记一次难忘的采访经历
作者:朱子一
按:小时候写惯了《记一次XXXX》之类的作文,今次不得不再操习作。陈氏文俊兄弟非要一个《记一次难忘的采访经历》作为作业,以一顿食堂饭为酬劳,现在不写“自十一届三中全会以来”,除此之外,全部仿幼时作文:
记一次难忘的采访经历
那是很久以前的事了,我到现在还时常当吹牛的段子说出来。
那年春天,我离开南方都市报,在南方报业旗下之京城一家报馆作访员,听到广东Y市公安口局长在澳门赌博输去2千万元,大长我天朝官员士气。盛世天朝不差钱,这便是小事。事情得以败露,则是香港警方在一次查处非法入境卖淫女时,发现大批女士的签证皆由Y市公安局签发,遂起疑心。
一查问,很多女士连Y市在哪个省都不知道,再听口音,疑是湖北一带居多。香港警方据此推断,此单程证为非法签出,遂向天朝高层通报。
采访就此展开。
查,此口局长在任Y市政法委书记、公安局长之前,为Z市政法委书记兼公安局长。任内多次走私汽车,事发,省厅梁捕头大人念及往日苦劳,遂异地调职至Y市。
到了Y市,口局座大查汽车走私,半年间令Y市汽车走私市场近乎绝迹。又,大力抓赌,官报上时有口局座深夜抓赌之新闻。
因此,闻听口局座在澳门赌掉2千万元,颇有不信之感。
再查,口局座有一美妇,在Y市开设赌场。口局座之抓赌,皆为其美妇扫除市场竞争对手焉。而口局座本人,每日抓赌完毕,便去其美妇之赌场保持其固体之先尽兴。
大概情形如此,但作为民间小报之报道,尚需一一详细核实,并讲一完整故事。当时报馆有条规,但凡关键情节,必有双证互为佐证,不得使用孤证。官报自是喉舌,不对事实负责,当无此要求。
手头现有之材料,曰香港警方之通报,寥寥数语而已。
有深喉称,此番出事,省厅梁大人亦无力保护,口局座所在团体已依其家法,将其双规。所犯罪宗,已由高层在相当层次会议上有所宣示。
如能拿到此宣示,当是非常权威之材料。苦于无计,恰闻一吏,平日谨慎,但逢重要会议,皆录音为证。如能获此录音,则大体成矣。
此吏果谨慎,三番五次,不敢承认其有录音。后有友人居间充作掮客作保,并出银两若干,方获此重要录音。
几番梳理,口局座所犯之罪大体轮廓日渐清晰,如人数两千,每人一万,共筹措2千万元赴澳赌博等情事。
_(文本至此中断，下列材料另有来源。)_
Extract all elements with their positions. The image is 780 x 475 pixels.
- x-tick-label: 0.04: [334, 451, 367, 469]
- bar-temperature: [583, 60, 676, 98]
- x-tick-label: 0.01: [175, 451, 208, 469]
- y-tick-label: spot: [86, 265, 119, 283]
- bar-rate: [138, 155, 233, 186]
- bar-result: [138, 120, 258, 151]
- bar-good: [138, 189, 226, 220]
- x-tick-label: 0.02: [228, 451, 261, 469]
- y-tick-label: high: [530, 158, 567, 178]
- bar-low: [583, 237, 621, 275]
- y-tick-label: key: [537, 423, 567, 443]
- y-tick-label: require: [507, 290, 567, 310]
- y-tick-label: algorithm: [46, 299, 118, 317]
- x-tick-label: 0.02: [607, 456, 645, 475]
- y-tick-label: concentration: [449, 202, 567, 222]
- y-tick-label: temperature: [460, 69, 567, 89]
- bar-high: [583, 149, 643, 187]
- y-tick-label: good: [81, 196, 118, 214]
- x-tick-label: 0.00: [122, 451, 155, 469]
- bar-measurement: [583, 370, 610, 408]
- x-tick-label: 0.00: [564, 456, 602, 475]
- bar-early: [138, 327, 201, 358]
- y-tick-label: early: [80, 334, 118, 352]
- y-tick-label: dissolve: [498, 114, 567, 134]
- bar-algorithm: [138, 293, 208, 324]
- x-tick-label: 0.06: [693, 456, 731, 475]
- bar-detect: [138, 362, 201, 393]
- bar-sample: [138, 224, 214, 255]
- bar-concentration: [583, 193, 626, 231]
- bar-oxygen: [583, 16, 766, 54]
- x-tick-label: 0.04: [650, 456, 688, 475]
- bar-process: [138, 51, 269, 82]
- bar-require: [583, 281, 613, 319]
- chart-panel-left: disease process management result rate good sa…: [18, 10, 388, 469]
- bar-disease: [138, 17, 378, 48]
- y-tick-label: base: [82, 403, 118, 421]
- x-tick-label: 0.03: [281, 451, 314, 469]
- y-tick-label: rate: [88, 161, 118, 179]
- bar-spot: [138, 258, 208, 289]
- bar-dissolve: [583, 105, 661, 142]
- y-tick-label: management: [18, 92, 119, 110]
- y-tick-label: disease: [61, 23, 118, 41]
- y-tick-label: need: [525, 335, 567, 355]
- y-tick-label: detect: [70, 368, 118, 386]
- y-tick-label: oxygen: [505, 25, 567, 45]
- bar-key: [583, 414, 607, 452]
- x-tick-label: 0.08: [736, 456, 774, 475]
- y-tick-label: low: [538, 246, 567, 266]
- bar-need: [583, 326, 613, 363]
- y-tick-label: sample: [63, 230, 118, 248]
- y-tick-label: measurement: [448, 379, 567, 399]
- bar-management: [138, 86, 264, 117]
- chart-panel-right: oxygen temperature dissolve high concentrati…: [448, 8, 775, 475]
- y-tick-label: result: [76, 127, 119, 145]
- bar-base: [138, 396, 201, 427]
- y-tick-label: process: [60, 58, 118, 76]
惟其售卖赴港单程证之细节,无从细究。
南方程益中,有格言曰“凭常识”,此一常识,效力非凡。吾由最笨处入手,先找所住酒店之前台,告知某家为南方报业之访员,欲寻酒店桑拿部之经理或者领班,有一言相问,请求帮助。
酒店于当日下午四时许,安排桑拿经理到某所住之房间。
单刀直入,问及小姐赴港事,此经理言道:“奴家本有俩小妹获此单程证赴港搵钱,岂料鸡头盘剥过甚,欠债而归。”
细问之,曰:每小妹在港一月,每日接客20,每次300港币,皆由鸡头安排。前25日所获之银俱归鸡头,此后三日所获各半,后两日收入归己。
某家问:每日20客人,岂不蹂躏致死?
答曰:行有技艺,每客不过三五分钟,快餐耳。
曰:至25日后,鸡头不再上心,其实客人渐少,往往所获不过一两千,尚不足花销。偶有来月经而无法继续工作,便有欠债。
账曰:每小妹当月所赚之数为300元X20次X30日=18万元,其中口局座所获之数1万,局座下属经办者1万,小妹所得几千,余数番归鸡头所有。
某家大为震惊,问有司此番拿问,鸡头逃否?
答曰:鸡头毫毛未损,听闻口局座落马,不逃不走,另谋靠山而已。
某作访员前,对淫媒业所知甚少,但凡印象,灯红乳露,下贱而已。除此先入为主之道德歧视,别无他感。作访员六年,始知其从业之不易,受黑红两道盘剥之甚,大为同情。此番对话,更为其良知所感,比小吏更有骨气,做事更显大方。临走时,双手合十,大恩不言谢。
当晚交稿,次日晨,正似睡未醒,手机铃声大作,接听,有警方内部友人言道:“尔尚在否?快逃,你文已铺满网络,本衙捕快正追查你下榻之酒店也!”
披挂衣物,提箱便往广州新白云机场。
天河机场待机半日,便回京城交旨。
数月后,无人能保口局座,检察司批捕,口局座终贬为庶人,刑具加身。